Niger Inter Magazine : Vous demandez aux citoyens et à la presse de dénoncer les faits de corruption. Récemment il y avait une affaire qui a défrayé la chronique notamment l’affaire dite ‘’panama papers’’ mettant en cause un nigérien,   pour  ne pas le nommer. Au sein de la HALCIA cette affaire a-t-elle suscité un commentaire ?

Boureima Issoufou: J’avoue que nous sommes allés au-delà du commentaire. Autant la dénonciation est sérieuse surtout par voie de presse si c’est sérieux, précis et concis nous sommes toujours partant pour vérifier les faits et assumer notre rôle. C’est l’occasion de vous dire que la presse est notre partenaire privilégié si elle est sérieuse. Nous encourageons la presse à être un partenaire de la HALCIA, de venir vers nous et aussi de travailler dans le respect de l’éthique et la déontologie du métier des journalistes.
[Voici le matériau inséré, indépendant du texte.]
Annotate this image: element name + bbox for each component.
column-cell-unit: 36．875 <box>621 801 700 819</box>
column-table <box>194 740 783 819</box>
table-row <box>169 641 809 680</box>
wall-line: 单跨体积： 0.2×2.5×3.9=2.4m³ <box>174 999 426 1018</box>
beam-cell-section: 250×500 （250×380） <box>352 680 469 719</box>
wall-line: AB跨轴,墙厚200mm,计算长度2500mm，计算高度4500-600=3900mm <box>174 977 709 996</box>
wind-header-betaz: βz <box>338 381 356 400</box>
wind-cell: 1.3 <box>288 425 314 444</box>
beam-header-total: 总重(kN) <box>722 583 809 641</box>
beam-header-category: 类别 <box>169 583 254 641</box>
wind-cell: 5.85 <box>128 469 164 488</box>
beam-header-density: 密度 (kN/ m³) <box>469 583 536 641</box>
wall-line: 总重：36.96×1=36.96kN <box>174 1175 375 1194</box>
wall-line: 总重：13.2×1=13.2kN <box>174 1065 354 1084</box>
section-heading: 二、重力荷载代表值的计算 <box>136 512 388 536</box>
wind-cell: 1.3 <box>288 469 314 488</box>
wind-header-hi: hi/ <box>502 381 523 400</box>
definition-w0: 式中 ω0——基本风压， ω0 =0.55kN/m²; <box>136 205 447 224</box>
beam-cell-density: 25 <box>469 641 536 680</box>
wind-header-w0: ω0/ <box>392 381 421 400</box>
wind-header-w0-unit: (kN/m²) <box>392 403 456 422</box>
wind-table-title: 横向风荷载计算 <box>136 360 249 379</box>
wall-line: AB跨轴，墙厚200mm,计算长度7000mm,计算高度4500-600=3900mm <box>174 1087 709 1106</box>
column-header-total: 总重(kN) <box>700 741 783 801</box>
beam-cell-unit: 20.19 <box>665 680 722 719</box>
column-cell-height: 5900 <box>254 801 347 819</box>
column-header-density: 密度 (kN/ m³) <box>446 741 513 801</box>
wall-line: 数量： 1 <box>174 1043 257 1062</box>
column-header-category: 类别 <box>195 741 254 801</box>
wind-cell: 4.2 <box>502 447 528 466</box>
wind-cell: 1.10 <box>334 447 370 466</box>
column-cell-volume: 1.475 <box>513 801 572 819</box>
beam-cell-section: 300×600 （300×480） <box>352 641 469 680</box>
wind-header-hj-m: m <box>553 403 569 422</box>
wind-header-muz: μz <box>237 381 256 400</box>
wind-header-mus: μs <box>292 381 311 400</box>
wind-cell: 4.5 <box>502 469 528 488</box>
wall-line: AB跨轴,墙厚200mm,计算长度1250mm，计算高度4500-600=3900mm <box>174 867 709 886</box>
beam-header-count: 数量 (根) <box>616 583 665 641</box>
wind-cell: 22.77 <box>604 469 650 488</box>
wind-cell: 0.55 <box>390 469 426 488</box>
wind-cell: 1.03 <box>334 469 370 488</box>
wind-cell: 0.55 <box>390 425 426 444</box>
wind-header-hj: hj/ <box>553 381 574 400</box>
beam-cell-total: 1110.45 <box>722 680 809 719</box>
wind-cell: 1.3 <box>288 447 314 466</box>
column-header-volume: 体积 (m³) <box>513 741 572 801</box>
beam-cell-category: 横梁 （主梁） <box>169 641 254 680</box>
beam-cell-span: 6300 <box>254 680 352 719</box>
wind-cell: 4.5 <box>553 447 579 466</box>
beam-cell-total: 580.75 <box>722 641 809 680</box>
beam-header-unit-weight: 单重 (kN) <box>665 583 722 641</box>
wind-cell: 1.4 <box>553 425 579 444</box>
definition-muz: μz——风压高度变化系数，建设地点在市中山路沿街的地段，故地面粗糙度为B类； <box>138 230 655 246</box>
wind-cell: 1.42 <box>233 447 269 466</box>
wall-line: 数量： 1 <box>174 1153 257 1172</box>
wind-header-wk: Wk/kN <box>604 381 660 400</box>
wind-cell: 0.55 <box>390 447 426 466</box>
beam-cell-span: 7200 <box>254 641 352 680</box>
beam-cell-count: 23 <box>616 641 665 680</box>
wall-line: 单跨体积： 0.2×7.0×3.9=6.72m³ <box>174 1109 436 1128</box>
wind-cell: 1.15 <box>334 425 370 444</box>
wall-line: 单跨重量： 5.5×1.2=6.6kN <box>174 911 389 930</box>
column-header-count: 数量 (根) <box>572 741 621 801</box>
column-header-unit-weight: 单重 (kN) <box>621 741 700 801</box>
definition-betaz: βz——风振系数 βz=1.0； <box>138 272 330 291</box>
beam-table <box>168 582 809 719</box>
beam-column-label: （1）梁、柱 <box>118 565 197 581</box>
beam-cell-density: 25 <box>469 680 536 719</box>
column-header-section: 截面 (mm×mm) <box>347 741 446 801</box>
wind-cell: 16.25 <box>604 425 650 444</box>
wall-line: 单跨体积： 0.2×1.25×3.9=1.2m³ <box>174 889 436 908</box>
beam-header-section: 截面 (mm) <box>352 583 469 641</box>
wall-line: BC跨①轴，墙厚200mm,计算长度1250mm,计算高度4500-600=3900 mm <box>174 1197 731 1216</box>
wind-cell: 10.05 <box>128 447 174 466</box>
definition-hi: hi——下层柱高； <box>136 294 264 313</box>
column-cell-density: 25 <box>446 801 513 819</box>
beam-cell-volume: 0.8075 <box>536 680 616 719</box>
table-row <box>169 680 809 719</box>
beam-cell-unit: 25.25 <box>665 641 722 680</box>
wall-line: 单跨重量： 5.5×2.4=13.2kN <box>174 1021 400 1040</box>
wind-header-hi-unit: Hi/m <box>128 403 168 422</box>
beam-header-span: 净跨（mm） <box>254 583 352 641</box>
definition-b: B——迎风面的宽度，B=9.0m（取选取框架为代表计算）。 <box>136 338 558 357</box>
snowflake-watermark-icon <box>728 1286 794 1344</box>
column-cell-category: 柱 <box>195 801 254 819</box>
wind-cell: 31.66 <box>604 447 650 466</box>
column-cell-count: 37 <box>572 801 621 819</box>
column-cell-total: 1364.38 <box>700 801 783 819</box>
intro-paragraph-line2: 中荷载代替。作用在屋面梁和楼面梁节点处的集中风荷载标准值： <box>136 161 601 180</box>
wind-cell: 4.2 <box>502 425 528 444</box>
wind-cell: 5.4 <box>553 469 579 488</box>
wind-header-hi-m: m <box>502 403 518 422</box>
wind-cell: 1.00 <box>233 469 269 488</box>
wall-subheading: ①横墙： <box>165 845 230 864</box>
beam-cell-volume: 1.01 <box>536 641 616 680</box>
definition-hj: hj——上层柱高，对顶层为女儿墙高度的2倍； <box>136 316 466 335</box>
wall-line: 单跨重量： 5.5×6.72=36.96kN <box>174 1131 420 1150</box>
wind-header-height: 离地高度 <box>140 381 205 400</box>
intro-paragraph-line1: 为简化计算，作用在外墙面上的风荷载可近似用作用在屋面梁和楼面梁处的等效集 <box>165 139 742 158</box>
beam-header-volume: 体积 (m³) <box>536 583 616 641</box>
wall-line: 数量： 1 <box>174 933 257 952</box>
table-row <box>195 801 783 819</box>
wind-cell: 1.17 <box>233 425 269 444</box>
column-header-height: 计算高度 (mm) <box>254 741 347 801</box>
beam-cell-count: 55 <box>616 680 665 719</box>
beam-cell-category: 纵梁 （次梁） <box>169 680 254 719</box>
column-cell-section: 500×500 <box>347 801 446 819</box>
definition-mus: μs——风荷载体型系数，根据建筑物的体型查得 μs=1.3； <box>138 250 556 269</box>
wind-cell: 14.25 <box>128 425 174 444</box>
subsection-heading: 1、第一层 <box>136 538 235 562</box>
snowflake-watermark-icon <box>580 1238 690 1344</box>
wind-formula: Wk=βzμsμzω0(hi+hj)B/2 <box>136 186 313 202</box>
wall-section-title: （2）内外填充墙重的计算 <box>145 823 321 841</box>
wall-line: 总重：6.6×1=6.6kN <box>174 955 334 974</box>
Je vous confie que nous venons de recevoir une dénonciation par voie de presse sur un scandale passé sous le mandat précédent qui intéressera les nigériens.

Niger Inter Magazine : Une dernière question au magistrat que vous êtes : ‘’la loi est dure mais c’est la loi’’, n’est-ce pas simplement tout ce dont on a besoin pour réussir la lutte contre la corruption ?

Boureima Issoufou : Je le pense sérieusement ‘’dura lex, sed  lex’’. Mais à mon avis la solution est la suivante à l’endroit de chacun et de tous : autant que possible,  respectons d’abord la loi. Lorsque vous violez la loi on sera obligé de vous l’appliquer. Il suffit de circonscrire ses faits et gestes dans le cadre de la loi pour que celle-ci ne soit plus un sujet d’inquiétude à votre endroit. Vous êtes en charge d’un département ministériel, vous avez des dépenses à faire, respecter la loi, le code des marchés. C’est ainsi on a beau chercher des poux sur votre tête on ne trouvera pas. La démocratie suppose le respect de la loi. Restez coller à la loi si vous êtes aux affaires, eh bien la loi pénale qui vous faire peur ne vous atteindra pas !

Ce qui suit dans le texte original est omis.